Quanto ao capitalismo contemporâneo, o fato é que, nos marcos do sistema, ele não conseguiu superar a grande crise iniciada em 2007-2008. O problema de fundo é que esse sistema vive uma crise estrutural, porquanto falta uma solução estrutural para resolvê-la que, por sua vez, aumenta a crise social que acirra a disputa política, projetando saídas imediatas para soluções autoritárias, neofascistas, resultando num aprofundamento do impasse de caráter sistêmico. Em tais situações, exemplificadas pela história, as saídas de fato aconteceram pela via transformadora, revolucionária.

A luta pelo socialismo e sua construção irrompe desde o início do século XX em sociedades capitalistas relativamente atrasadas. Este é o caso da China que contava inclusive com regiões onde prevaleciam uma relação de produção pré-capitalista. Na atualidade, sua experiência se distancia do “modelo soviético” de um período excepcional, abrindo o caminho na transição socialista, incorporando formas contemporâneas.

Elias Jabbour salienta no exemplo chinês, quando o processo se acelera a partir das reformas de 1978, a adoção de uma combinação do desenvolvimentismo de tipo asiático em fusão com o Estado revolucionário fundado em 1949.    

No desbravar do que seja a alternativa chinesa – a experiência socialista recente e as dinâmicas do Estado desenvolvimentista –, Elias soube reunir talentosos parceiros – dentro e fora do país, economistas marxistas e keynesianos – e buscar nos “clássicos do desenvolvimento” destrinchar o peculiar “socialismo de mercado” como uma Nova Formação Econômico-Social (NFES); “tema de fronteira” que está no centro de grande parte de seus artigos exploratórios. Essa nova formação econômico-social, no desenvolvimento do seu estudo, tem na sua complexidade o principal atributo, “pois se ocupa de uma formação marcada pela convivência de diferentes estruturas/formações sociais”.

Fora disso o processo chinês incorre em formulações que podem ser vistas de forma estática, instantânea, modelar, como uma simples “restauração capitalista” ou um “capitalismo de Estado”. Desse modo não dá conta da distinta formação econômico-social em evolução, da abordagem dos fenômenos com suas singularidades e da sua relação com o processo histórico do capitalismo financeirizado e do rápido avanço tecnológico.

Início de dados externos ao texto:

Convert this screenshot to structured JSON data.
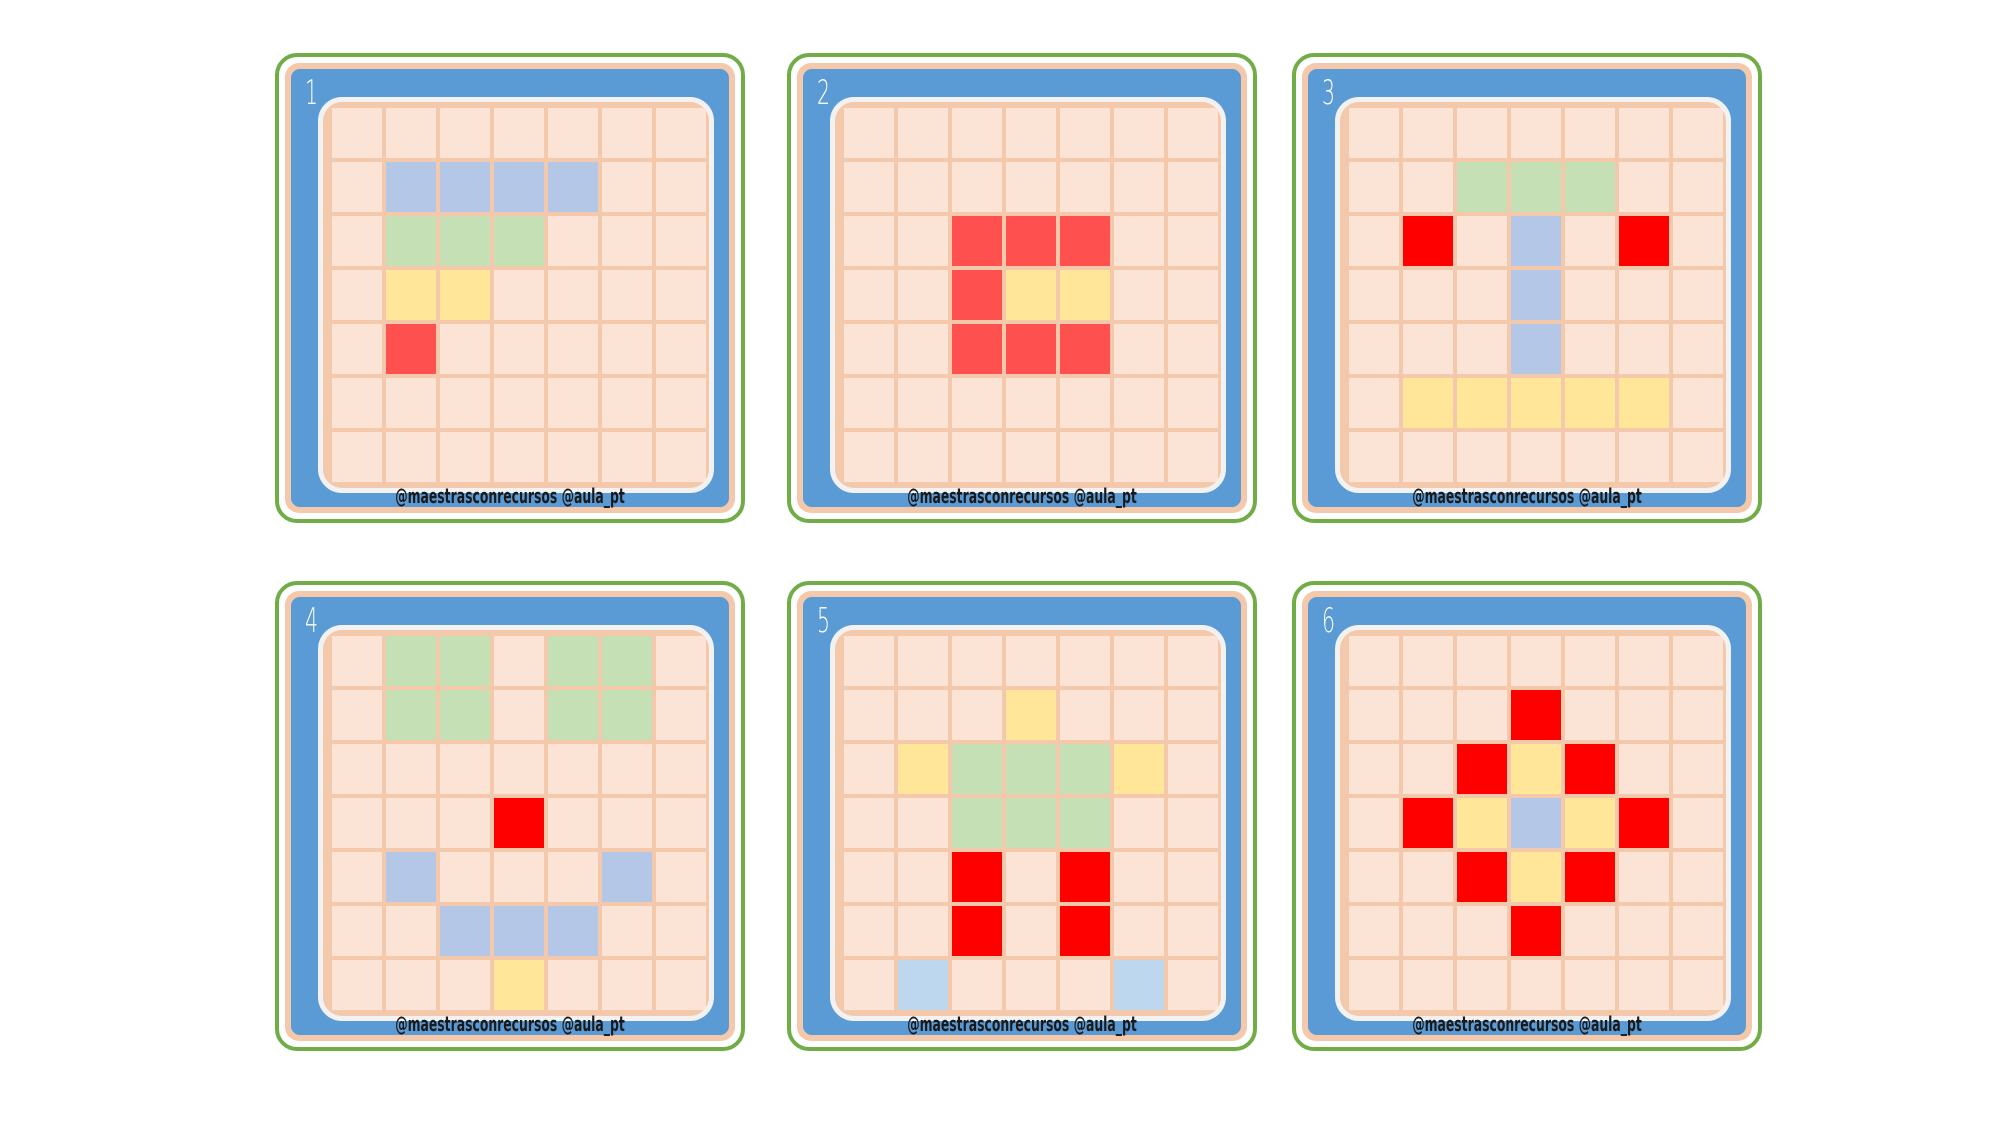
{
  "colors": {
    "empty": "#fbe4d6",
    "red": "#ff5050",
    "bright_red": "#ff0000",
    "yellow": "#ffe699",
    "green": "#c5e0b4",
    "blue": "#b4c7e7",
    "light_blue": "#bdd7ee"
  },
  "cards": [
    {
      "number": "1",
      "credit": "@maestrasconrecursos  @aula_pt",
      "filled": [
        {
          "row": 1,
          "col": 1,
          "color": "blue"
        },
        {
          "row": 1,
          "col": 2,
          "color": "blue"
        },
        {
          "row": 1,
          "col": 3,
          "color": "blue"
        },
        {
          "row": 1,
          "col": 4,
          "color": "blue"
        },
        {
          "row": 2,
          "col": 1,
          "color": "green"
        },
        {
          "row": 2,
          "col": 2,
          "color": "green"
        },
        {
          "row": 2,
          "col": 3,
          "color": "green"
        },
        {
          "row": 3,
          "col": 1,
          "color": "yellow"
        },
        {
          "row": 3,
          "col": 2,
          "color": "yellow"
        },
        {
          "row": 4,
          "col": 1,
          "color": "red"
        }
      ]
    },
    {
      "number": "2",
      "credit": "@maestrasconrecursos  @aula_pt",
      "filled": [
        {
          "row": 2,
          "col": 2,
          "color": "red"
        },
        {
          "row": 2,
          "col": 3,
          "color": "red"
        },
        {
          "row": 2,
          "col": 4,
          "color": "red"
        },
        {
          "row": 3,
          "col": 2,
          "color": "red"
        },
        {
          "row": 3,
          "col": 3,
          "color": "yellow"
        },
        {
          "row": 3,
          "col": 4,
          "color": "yellow"
        },
        {
          "row": 4,
          "col": 2,
          "color": "red"
        },
        {
          "row": 4,
          "col": 3,
          "color": "red"
        },
        {
          "row": 4,
          "col": 4,
          "color": "red"
        }
      ]
    },
    {
      "number": "3",
      "credit": "@maestrasconrecursos  @aula_pt",
      "filled": [
        {
          "row": 1,
          "col": 2,
          "color": "green"
        },
        {
          "row": 1,
          "col": 3,
          "color": "green"
        },
        {
          "row": 1,
          "col": 4,
          "color": "green"
        },
        {
          "row": 2,
          "col": 1,
          "color": "bright_red"
        },
        {
          "row": 2,
          "col": 3,
          "color": "blue"
        },
        {
          "row": 2,
          "col": 5,
          "color": "bright_red"
        },
        {
          "row": 3,
          "col": 3,
          "color": "blue"
        },
        {
          "row": 4,
          "col": 3,
          "color": "blue"
        },
        {
          "row": 5,
          "col": 1,
          "color": "yellow"
        },
        {
          "row": 5,
          "col": 2,
          "color": "yellow"
        },
        {
          "row": 5,
          "col": 3,
          "color": "yellow"
        },
        {
          "row": 5,
          "col": 4,
          "color": "yellow"
        },
        {
          "row": 5,
          "col": 5,
          "color": "yellow"
        }
      ]
    },
    {
      "number": "4",
      "credit": "@maestrasconrecursos  @aula_pt",
      "filled": [
        {
          "row": 0,
          "col": 1,
          "color": "green"
        },
        {
          "row": 0,
          "col": 2,
          "color": "green"
        },
        {
          "row": 0,
          "col": 4,
          "color": "green"
        },
        {
          "row": 0,
          "col": 5,
          "color": "green"
        },
        {
          "row": 1,
          "col": 1,
          "color": "green"
        },
        {
          "row": 1,
          "col": 2,
          "color": "green"
        },
        {
          "row": 1,
          "col": 4,
          "color": "green"
        },
        {
          "row": 1,
          "col": 5,
          "color": "green"
        },
        {
          "row": 3,
          "col": 3,
          "color": "bright_red"
        },
        {
          "row": 4,
          "col": 1,
          "color": "blue"
        },
        {
          "row": 4,
          "col": 5,
          "color": "blue"
        },
        {
          "row": 5,
          "col": 2,
          "color": "blue"
        },
        {
          "row": 5,
          "col": 3,
          "color": "blue"
        },
        {
          "row": 5,
          "col": 4,
          "color": "blue"
        },
        {
          "row": 6,
          "col": 3,
          "color": "yellow"
        }
      ]
    },
    {
      "number": "5",
      "credit": "@maestrasconrecursos  @aula_pt",
      "filled": [
        {
          "row": 1,
          "col": 3,
          "color": "yellow"
        },
        {
          "row": 2,
          "col": 1,
          "color": "yellow"
        },
        {
          "row": 2,
          "col": 2,
          "color": "green"
        },
        {
          "row": 2,
          "col": 3,
          "color": "green"
        },
        {
          "row": 2,
          "col": 4,
          "color": "green"
        },
        {
          "row": 2,
          "col": 5,
          "color": "yellow"
        },
        {
          "row": 3,
          "col": 2,
          "color": "green"
        },
        {
          "row": 3,
          "col": 3,
          "color": "green"
        },
        {
          "row": 3,
          "col": 4,
          "color": "green"
        },
        {
          "row": 4,
          "col": 2,
          "color": "bright_red"
        },
        {
          "row": 4,
          "col": 4,
          "color": "bright_red"
        },
        {
          "row": 5,
          "col": 2,
          "color": "bright_red"
        },
        {
          "row": 5,
          "col": 4,
          "color": "bright_red"
        },
        {
          "row": 6,
          "col": 1,
          "color": "light_blue"
        },
        {
          "row": 6,
          "col": 5,
          "color": "light_blue"
        }
      ]
    },
    {
      "number": "6",
      "credit": "@maestrasconrecursos  @aula_pt",
      "filled": [
        {
          "row": 1,
          "col": 3,
          "color": "bright_red"
        },
        {
          "row": 2,
          "col": 2,
          "color": "bright_red"
        },
        {
          "row": 2,
          "col": 3,
          "color": "yellow"
        },
        {
          "row": 2,
          "col": 4,
          "color": "bright_red"
        },
        {
          "row": 3,
          "col": 1,
          "color": "bright_red"
        },
        {
          "row": 3,
          "col": 2,
          "color": "yellow"
        },
        {
          "row": 3,
          "col": 3,
          "color": "blue"
        },
        {
          "row": 3,
          "col": 4,
          "color": "yellow"
        },
        {
          "row": 3,
          "col": 5,
          "color": "bright_red"
        },
        {
          "row": 4,
          "col": 2,
          "color": "bright_red"
        },
        {
          "row": 4,
          "col": 3,
          "color": "yellow"
        },
        {
          "row": 4,
          "col": 4,
          "color": "bright_red"
        },
        {
          "row": 5,
          "col": 3,
          "color": "bright_red"
        }
      ]
    }
  ]
}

A China na complexidade de sua formação econômico-social, oriunda do seu nível primário de desenvolvimento, determinou como sua principal tarefa o crescimento das forças produtivas, colocou o socialismo com suas próprias características na vanguarda do processo de desenvolvimento e crescimento na época em que vivemos. O seu Estado é conduzido por forças políticas e sociais que desde a instauração da República Popular mantém a perspectiva socialista e se instrui na base teórica do marxismo.

O trabalho exploratório de Elias e parceiros, nessa relevante empreitada, situa na experiência chinesa o curso dos ciclos decenais em movimento e inovações institucionais necessárias. Dessa dinâmica desponta uma poderosa estrutura estatal constituída por grandes corporações empresariais e financeiras, em lugares-chave da economia e da sociedade; a rápida incorporação de inovações tecnológicas tem permitido o surgimento de novas e superiores formas de planificação econômica, dando nitidez ao rumo estabelecido.

A sua coragem de pensar e perscrutar, como ele afirma, baseada nos clássicos do materialismo histórico e no leito da heterodoxia econômica leva-o a uma ousada agenda de pesquisa sobre a China, quando ele assevera: “O controle crescente, por parte do Estado [chinês] dos fluxos nacionais de renda, desde 2012 dá forma à face da Nova Formação Econômico-Social que surge e que poderá conceber o próximo modo de produção dominante na esfera mundial”.

Hoje Elias Jabbour é um estudioso persistente, dedicado a um trabalho meritório, que tem um papel relevante na linha de pesquisa da Fundação Maurício Grabois para os dois grandes temas de nossa época: 1) as tendências do capitalismo contemporâneo; e 2) a conformação do socialismo contemporâneo nas experiências revolucionárias remanescentes do século passado, sobretudo o exemplo mais avançado que vem sendo desenvolvido na República Popular da China.